Since she has started taking her medication she has never had an injury that caused her to bleed.  They stand amazed at how the Lord has protected their entire family. 
 
The medication is supposed to cause side effects, but she has shown none.  She knows she needs to take it and it has become a way of life.  She never questions why, she just happily takes it.
 
She has a healthy appetite now and goes to pre-school.  She is as happy as ever and is reaching out for love.  Allie says: “Lily has never asked about the difference in colour, why she is black and we are white.  It doesn’t matter to her or us that she is different.  We tell her every day that she is our special gift from God.  It has been amazing to watch an ill, damaged, wilting baby blossom into our Lily, so full of life and joy.  Having her in our lives has brought us so much joy.  Wherever she goes she makes people smile.”
 
The whole family has bonded with Lily, and she has a particularly close relationship with Frances, the one who had such a heart for her from the beginning.
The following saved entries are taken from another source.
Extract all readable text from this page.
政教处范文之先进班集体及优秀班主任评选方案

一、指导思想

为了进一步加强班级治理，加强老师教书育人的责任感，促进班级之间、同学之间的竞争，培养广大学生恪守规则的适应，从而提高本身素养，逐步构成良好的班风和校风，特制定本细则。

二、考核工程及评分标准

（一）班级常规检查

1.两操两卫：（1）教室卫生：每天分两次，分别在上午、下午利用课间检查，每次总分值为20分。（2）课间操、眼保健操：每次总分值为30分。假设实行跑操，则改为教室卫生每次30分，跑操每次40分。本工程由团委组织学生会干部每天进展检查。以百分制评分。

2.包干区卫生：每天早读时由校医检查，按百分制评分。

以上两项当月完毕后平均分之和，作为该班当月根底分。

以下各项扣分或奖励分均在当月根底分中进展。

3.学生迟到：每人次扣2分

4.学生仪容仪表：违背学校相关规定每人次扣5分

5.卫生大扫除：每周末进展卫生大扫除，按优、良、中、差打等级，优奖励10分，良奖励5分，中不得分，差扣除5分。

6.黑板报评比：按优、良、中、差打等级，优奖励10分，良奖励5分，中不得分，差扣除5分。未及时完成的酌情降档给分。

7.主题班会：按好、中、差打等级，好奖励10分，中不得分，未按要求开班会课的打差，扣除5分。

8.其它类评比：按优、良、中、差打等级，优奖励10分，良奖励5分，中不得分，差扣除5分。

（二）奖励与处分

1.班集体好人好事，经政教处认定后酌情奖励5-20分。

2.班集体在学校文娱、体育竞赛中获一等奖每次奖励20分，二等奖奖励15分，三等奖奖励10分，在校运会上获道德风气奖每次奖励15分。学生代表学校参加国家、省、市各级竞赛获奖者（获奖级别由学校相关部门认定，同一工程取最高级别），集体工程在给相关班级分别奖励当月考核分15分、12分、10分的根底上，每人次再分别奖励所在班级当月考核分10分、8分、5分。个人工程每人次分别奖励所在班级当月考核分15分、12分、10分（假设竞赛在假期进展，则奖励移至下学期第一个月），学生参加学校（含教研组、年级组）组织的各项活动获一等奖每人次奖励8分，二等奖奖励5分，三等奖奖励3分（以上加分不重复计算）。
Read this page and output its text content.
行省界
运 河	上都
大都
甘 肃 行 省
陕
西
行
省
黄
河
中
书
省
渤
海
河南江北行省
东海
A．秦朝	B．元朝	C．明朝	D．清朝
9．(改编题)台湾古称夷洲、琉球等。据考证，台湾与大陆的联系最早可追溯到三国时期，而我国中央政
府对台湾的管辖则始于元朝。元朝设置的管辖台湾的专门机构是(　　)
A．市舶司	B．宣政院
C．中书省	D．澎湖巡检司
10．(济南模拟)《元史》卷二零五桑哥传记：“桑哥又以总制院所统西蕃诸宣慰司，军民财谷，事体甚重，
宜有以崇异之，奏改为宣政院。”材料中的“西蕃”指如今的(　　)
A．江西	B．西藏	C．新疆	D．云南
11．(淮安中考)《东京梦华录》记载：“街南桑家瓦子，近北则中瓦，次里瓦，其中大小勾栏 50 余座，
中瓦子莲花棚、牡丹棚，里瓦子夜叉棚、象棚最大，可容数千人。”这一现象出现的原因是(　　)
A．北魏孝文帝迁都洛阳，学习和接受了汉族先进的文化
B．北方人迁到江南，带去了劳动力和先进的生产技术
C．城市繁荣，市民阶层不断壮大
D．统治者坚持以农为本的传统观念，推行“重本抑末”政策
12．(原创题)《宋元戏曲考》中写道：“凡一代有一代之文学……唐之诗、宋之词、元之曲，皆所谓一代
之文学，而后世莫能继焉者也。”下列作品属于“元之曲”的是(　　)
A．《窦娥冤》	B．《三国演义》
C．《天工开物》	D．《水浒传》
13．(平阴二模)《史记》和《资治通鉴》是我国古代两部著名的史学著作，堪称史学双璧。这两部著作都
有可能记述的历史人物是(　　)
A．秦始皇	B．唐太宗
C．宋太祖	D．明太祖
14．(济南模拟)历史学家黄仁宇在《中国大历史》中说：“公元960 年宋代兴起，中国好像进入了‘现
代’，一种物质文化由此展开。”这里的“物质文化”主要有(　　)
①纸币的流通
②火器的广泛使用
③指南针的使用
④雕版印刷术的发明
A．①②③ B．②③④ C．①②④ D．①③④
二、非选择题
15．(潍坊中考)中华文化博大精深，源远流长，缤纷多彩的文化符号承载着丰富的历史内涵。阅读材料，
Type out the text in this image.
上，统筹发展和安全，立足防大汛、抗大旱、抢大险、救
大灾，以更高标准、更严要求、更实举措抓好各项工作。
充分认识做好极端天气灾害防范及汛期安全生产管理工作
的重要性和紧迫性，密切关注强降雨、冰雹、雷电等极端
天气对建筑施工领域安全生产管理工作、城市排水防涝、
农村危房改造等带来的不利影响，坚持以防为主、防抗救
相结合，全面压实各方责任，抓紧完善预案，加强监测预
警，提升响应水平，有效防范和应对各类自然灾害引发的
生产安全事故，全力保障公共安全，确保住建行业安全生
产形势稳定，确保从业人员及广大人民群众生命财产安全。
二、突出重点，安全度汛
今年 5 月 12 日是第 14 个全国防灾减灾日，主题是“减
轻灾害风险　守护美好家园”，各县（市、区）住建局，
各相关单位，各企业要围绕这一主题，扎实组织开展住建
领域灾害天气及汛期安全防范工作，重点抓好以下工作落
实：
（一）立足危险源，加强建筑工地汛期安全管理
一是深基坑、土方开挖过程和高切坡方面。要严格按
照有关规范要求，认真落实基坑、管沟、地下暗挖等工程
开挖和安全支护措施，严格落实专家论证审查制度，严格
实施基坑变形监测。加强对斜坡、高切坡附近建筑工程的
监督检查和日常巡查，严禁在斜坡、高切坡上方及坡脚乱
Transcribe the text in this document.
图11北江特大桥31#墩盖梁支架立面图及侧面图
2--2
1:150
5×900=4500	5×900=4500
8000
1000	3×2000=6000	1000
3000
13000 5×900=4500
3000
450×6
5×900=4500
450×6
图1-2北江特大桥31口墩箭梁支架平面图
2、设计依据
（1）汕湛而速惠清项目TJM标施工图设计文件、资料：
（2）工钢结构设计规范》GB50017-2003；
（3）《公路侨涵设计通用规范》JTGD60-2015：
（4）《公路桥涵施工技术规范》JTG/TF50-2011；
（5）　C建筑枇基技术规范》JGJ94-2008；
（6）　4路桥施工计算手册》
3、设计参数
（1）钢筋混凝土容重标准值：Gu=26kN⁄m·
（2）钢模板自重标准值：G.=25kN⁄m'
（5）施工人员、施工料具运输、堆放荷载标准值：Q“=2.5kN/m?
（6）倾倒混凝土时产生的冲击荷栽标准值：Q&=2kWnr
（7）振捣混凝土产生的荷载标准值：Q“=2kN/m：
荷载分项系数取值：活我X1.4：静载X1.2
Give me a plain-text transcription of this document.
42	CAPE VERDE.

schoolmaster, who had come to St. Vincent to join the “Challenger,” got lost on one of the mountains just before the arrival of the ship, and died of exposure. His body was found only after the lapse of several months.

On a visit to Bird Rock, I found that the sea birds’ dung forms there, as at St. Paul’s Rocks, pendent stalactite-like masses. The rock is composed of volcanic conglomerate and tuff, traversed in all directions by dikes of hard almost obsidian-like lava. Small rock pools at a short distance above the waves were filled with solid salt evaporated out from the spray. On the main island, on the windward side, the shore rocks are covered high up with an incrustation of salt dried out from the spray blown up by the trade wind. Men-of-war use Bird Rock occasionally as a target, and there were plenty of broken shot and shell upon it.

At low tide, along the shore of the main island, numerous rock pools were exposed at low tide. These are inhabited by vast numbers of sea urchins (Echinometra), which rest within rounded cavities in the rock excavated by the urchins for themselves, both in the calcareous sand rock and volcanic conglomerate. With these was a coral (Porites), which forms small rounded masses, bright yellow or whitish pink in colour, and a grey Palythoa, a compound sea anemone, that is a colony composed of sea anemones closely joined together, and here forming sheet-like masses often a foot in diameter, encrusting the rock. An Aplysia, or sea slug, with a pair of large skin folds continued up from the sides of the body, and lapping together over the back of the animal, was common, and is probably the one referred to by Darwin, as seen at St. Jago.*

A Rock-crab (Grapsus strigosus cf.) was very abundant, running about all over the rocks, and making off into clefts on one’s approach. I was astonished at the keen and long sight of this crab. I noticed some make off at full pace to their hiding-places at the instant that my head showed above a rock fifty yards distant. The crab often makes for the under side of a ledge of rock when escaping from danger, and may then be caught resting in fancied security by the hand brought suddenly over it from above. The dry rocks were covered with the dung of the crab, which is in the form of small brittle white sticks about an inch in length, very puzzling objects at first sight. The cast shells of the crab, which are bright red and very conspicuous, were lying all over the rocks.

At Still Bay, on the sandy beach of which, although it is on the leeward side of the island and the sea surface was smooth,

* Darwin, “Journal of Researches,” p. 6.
By openly communicating and praying with all their children every day, there is no room for resentment.  The children all love each other dearly.
 
Despite the legalities, the de Villiers family hope to officially adopt Lily in October this year. 
 
Both Dan and Allie’s parents who were initially skeptical, have grown to absolutely adore Lily.  She calls them ‘granny’ and ‘grandpa’.  “Lily de Villy” as she calls herself, has become the fourth daughter in the family and will receive all the same privileges.  She will go to the same private schools and will be given the same opportunities. 
 
When asked about how they feel about not knowing how long they still have with her, the entire family stands in agreement. 
 
They know that the Lord has a plan for their lives and that Lily was placed as part of their family for a reason. 
 
Every day they wake up and thank Him for the gift He has given them, and they follow the calling He gave them in the beginning, to love her with all of their hearts.